ЛЕНИНГРАДСКАЯ БОЛЬНИЦА
От редакции «Скепсиса»: Биографический рассказ Виктор Сержа «Ленинградская больница» был завершен в 1944 г. На содержание рассказа во многом повлиял незавершенный роман Франца Кафки «Замок», который Серж в своих записках описывал как трагедию «заурядного человека, сопротивляющегося вслепую чудовищной социальной машине». Этот рассказа — редкое свидетельство того растерянного и подавленного состояния, в котором прибывали многие подлинные коммунисты в период между разгромом оппозиции и началом сталинского террора. И тем ценнее эти наблюдения, что Серж — один из немногих очевидцев того времени, сумевший избежать гибели и отразить в своем творчестве общественные метаморфозы периода термидора.
* * *
В 1932 году я жил в Ленинграде и открыл для себя практическую психиатрию, когда у самого дорогого мне существа вдруг обнаружилась душевная болезнь[1]. Уже наступили черные времена перебоев с продуктами в городе, голодухи в деревнях, террора, подозрительных убийств, преследований специалистов, верующих, крестьян, оппозиционеров. Я принадлежал к последней категории преследуемых. А значит, ночью, сквозь самый глубокий сон слух мой старался различить среди шумов на лестнице поступь близкого ареста... Приятель из врачей предложил мне побывать в старейшей психиатрической лечебнице города, больнице Ивана Чудотворца, перенаселенном, обветшалом второразрядном заведении с ореолом мрачной славы. «Особо хотелось бы, — сказал врач, — показать вам один курьезный, даже забавный и весьма, как бы это выразиться, актуальный случай...»

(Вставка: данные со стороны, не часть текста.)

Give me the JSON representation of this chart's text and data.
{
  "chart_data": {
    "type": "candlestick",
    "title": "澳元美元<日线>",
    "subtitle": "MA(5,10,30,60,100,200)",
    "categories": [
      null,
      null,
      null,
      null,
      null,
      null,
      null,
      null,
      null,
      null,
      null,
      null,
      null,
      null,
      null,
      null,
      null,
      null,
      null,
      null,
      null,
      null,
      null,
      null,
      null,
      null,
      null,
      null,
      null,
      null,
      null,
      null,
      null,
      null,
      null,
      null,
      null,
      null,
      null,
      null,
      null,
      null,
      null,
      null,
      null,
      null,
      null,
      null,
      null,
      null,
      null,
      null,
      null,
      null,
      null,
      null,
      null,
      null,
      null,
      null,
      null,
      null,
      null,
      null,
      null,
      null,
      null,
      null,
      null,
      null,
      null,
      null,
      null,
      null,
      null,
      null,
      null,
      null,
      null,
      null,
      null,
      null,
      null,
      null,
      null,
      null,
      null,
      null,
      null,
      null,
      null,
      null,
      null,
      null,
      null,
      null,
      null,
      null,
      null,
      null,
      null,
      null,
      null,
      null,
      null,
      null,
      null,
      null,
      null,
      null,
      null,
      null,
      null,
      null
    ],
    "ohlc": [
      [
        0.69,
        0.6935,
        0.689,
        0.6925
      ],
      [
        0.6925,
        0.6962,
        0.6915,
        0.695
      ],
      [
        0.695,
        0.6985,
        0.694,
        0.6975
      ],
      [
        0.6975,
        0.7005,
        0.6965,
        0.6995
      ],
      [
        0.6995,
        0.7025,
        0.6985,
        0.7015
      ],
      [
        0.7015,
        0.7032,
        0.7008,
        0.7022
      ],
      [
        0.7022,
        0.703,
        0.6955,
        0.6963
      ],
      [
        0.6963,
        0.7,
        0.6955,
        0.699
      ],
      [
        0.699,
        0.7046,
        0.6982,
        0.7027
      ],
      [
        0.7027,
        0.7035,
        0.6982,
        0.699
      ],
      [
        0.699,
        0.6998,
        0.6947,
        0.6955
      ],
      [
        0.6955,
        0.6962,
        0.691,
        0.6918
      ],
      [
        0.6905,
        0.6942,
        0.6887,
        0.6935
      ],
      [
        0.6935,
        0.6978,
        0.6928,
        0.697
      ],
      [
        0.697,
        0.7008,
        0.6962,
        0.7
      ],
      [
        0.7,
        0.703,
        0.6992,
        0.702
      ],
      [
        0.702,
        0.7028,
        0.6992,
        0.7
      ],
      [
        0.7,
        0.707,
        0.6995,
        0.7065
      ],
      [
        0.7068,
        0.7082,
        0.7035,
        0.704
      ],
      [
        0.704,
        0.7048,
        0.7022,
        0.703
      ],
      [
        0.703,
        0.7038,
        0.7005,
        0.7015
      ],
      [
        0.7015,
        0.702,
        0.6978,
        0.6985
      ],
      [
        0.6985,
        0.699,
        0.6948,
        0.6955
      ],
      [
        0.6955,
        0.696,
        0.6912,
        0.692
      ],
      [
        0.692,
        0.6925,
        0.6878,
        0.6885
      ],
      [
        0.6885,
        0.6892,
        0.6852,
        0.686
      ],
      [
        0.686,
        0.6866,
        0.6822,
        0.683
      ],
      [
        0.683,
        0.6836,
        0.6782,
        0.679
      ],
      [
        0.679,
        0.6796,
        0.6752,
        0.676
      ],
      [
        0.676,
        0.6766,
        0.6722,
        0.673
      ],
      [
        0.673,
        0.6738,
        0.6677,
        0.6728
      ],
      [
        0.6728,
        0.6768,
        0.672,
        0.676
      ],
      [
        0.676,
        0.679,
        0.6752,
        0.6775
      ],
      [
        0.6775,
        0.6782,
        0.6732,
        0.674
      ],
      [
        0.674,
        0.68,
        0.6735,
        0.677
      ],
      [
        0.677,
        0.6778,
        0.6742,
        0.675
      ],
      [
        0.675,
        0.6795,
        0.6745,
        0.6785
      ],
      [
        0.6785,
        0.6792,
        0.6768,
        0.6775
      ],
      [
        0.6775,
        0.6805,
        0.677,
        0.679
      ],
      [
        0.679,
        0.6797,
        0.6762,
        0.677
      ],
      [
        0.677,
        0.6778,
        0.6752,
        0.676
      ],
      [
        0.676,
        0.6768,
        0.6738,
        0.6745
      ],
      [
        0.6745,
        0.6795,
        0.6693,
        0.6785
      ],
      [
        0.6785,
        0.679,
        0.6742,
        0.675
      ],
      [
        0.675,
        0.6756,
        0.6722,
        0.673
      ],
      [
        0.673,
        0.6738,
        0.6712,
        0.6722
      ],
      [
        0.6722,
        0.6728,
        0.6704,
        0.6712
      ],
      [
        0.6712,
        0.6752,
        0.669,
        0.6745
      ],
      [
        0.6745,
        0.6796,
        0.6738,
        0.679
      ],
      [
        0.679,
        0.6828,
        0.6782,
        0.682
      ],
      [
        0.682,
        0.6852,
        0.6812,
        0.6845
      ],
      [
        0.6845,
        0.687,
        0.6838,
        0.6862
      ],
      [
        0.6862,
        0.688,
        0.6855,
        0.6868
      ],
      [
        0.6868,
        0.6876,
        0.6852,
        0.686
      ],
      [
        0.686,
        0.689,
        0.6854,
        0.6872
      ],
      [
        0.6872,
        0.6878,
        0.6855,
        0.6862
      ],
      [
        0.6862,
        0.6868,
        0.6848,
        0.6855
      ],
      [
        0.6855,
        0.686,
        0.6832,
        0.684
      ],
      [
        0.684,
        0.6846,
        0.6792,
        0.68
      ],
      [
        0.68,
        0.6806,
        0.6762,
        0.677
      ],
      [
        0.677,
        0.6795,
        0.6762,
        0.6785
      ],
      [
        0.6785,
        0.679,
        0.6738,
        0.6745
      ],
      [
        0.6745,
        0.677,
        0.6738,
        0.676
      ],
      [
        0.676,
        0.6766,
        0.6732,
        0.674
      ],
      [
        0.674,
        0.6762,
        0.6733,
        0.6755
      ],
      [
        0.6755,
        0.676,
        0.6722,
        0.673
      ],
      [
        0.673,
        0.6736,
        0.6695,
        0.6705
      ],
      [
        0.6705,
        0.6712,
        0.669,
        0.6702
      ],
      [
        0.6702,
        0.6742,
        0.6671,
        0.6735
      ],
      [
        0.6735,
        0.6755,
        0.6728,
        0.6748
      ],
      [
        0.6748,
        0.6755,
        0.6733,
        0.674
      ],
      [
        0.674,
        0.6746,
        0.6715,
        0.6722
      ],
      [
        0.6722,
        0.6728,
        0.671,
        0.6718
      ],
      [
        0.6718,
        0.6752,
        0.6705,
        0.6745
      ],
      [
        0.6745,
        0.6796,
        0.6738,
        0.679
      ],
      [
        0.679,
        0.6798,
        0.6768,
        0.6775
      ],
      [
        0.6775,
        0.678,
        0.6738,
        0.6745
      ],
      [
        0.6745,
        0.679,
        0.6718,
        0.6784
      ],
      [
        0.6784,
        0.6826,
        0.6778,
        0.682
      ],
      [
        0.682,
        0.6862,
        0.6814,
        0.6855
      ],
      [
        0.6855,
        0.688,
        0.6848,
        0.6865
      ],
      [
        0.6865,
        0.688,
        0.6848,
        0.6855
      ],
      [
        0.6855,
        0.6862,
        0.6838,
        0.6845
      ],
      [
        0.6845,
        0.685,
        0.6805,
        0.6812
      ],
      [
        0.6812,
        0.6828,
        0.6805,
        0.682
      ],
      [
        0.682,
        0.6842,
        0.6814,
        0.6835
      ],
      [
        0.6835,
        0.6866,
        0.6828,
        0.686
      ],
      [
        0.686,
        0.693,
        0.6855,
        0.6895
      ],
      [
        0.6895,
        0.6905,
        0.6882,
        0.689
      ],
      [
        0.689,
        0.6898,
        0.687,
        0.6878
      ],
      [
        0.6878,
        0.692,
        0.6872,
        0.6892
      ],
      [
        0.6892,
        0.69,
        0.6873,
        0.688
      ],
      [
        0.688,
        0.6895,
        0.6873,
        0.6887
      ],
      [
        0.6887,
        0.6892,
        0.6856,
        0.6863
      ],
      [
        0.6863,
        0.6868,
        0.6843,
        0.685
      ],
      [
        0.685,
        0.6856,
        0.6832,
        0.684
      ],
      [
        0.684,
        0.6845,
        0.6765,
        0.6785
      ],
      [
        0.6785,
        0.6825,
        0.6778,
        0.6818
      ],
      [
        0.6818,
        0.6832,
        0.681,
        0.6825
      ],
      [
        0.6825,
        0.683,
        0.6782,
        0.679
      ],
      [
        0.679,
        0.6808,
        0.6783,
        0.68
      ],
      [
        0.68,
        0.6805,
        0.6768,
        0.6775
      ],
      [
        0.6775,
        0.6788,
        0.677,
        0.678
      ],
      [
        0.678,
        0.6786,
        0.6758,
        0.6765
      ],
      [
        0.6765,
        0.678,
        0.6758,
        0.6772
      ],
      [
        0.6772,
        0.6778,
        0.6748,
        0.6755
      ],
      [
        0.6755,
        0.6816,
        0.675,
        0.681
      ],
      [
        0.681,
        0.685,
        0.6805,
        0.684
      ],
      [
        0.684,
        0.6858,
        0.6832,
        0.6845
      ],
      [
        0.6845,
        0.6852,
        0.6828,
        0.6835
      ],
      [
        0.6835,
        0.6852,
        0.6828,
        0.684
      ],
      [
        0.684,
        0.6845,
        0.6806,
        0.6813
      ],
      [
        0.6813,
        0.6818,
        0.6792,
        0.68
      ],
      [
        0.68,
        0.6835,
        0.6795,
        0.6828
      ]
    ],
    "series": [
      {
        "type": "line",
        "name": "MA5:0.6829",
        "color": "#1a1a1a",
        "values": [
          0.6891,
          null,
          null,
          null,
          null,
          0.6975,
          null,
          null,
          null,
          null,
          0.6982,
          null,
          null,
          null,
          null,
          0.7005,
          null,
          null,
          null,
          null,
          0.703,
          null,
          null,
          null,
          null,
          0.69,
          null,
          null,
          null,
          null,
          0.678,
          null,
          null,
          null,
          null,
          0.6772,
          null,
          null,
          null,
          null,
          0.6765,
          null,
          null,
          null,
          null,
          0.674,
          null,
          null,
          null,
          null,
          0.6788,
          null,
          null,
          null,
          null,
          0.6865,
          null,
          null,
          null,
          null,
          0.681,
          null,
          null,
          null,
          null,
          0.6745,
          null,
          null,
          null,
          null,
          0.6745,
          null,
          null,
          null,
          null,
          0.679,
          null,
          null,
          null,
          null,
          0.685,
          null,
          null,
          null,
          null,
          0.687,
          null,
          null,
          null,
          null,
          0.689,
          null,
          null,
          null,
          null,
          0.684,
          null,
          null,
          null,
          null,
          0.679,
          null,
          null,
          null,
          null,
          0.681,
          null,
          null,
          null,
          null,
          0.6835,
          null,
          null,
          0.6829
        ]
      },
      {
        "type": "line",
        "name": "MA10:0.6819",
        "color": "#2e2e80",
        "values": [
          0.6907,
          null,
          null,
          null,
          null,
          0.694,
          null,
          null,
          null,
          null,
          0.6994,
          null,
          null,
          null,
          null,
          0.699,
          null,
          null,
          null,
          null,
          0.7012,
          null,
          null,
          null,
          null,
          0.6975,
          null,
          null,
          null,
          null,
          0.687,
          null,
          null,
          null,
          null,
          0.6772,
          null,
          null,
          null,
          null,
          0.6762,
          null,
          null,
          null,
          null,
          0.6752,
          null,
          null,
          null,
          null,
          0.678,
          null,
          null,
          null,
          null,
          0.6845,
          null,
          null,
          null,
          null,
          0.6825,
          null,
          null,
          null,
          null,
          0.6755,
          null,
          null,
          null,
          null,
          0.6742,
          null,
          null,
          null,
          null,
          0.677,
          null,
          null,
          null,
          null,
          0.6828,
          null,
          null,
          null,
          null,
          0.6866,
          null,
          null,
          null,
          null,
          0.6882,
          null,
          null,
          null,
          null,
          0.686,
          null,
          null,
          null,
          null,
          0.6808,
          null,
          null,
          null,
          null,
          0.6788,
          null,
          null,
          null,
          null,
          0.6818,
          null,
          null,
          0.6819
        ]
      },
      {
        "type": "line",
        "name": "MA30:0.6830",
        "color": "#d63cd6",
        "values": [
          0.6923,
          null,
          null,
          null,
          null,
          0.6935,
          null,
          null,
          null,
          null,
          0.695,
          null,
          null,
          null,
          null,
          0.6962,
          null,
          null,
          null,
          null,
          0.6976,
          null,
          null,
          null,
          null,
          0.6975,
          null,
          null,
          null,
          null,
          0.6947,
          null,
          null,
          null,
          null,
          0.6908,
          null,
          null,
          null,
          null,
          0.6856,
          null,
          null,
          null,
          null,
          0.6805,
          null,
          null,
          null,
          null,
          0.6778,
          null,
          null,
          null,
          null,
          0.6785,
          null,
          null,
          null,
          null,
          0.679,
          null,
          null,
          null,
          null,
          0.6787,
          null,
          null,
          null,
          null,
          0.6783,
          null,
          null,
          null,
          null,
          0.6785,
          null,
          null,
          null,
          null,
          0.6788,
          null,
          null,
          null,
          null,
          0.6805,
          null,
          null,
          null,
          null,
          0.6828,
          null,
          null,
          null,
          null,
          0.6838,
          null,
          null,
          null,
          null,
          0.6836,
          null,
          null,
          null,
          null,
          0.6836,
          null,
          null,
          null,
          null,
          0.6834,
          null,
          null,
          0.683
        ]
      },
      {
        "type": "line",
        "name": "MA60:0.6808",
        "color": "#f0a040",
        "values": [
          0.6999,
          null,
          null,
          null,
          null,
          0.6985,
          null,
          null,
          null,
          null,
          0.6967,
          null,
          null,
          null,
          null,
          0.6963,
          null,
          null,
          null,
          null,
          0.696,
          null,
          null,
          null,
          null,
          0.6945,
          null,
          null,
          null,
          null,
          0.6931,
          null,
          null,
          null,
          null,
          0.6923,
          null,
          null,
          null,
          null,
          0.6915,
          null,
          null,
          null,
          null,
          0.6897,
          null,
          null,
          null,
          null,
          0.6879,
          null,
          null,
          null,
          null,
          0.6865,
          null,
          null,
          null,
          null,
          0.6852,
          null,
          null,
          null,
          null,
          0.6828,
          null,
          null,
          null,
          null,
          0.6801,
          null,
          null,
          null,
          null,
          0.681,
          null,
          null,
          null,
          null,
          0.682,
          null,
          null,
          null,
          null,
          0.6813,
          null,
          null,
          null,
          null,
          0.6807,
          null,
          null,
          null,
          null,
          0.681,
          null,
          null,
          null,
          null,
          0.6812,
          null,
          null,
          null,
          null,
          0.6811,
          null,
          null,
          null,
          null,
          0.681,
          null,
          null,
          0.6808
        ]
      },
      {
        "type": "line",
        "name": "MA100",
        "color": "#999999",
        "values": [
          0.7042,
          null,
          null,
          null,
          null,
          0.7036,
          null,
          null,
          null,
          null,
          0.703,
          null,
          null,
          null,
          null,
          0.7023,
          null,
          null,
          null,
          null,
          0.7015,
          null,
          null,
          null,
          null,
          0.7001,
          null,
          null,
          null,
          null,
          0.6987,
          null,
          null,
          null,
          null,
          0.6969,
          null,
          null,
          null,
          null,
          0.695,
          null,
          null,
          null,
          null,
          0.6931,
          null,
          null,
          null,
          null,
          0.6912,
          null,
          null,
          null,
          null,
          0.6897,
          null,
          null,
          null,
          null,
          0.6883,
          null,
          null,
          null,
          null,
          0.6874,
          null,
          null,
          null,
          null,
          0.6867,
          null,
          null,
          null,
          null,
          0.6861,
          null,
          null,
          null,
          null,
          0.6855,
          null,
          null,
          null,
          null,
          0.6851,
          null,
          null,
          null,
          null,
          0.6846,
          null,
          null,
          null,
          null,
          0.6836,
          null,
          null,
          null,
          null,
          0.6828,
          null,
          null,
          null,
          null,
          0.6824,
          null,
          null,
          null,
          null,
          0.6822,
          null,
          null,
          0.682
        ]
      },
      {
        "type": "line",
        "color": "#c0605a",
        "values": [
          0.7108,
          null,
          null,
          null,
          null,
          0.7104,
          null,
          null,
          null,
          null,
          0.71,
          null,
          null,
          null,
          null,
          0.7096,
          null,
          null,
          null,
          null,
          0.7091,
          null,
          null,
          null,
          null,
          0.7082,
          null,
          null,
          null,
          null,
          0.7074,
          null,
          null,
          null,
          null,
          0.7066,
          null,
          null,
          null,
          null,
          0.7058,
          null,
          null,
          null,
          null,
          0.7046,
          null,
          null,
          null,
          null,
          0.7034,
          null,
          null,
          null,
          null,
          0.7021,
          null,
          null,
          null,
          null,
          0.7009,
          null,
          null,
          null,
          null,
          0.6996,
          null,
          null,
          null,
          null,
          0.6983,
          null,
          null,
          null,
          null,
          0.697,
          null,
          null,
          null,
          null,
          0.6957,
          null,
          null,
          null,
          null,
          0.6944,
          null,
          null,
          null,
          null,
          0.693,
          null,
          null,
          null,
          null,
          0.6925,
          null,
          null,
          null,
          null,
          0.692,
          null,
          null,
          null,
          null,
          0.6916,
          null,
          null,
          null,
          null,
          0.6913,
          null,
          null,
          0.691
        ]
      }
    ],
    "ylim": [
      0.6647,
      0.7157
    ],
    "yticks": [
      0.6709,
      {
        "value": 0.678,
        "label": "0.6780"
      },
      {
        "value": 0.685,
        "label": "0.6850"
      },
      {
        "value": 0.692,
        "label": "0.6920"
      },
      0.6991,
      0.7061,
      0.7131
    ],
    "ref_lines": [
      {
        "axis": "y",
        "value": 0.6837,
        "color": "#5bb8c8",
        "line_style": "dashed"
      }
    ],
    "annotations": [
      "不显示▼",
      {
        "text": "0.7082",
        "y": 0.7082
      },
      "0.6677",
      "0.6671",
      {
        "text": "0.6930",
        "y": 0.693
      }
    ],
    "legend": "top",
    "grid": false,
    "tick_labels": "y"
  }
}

Сам врач, уже пожилой, выглядел как опасный полоумный, хотя был человеком сугубо любезным, подчиненным во всех порывах редкому, одновременно и ограниченному, и глубокому уму. Храню в памяти бесконечное к нему уважение. Он любил свою аскетическую, более того, обреченную на нужду жизнь, замкнутую в маленьком, неведомом миру аду. Был он долговяз, костляв, плешив, крив на один глаз. Улыбку портил щербатый рот. Его прежних времен университетский сюртук сохранил лишь складки да блеклый цвет убожества. Галстуки махрились. Жизнь отдавая больнице, он не поднялся выше зама, и винить в этом было некого, ибо сам по соображениям совести отказался вступать в правящую партию. «Да он чокнутый, — судачили у него за спиной. — Почему? Мог бы стать главврачом, получал бы академический паек первой категории...». Мне бывало нечего возразить такому злословию...
По ту сторону высокой решетки я проник, предъявив на проходной документы. Исхудавшие дерева, черная, сквозящая холодом земля под блеклым небом осенней Балтики. Плоский, крашенный в желтое, изгаженный копотью фасад с зарешеченными впадинами окон; я шагнул в оцепенело-молчаливое здание. (Само собой, имени святого чудотворца больница уже не носила, новое же, никому не внятное название я забыл — память о святом победила посредством забвения без особых чудес.)
Врач принял меня в приятно нагретом калорифером кабинете. Смущенно глянул на часы:
— Простите, Виктор Львович, вам придется чуток потерпеть. К этому часу всегда приезжают Они, мне надо встречать.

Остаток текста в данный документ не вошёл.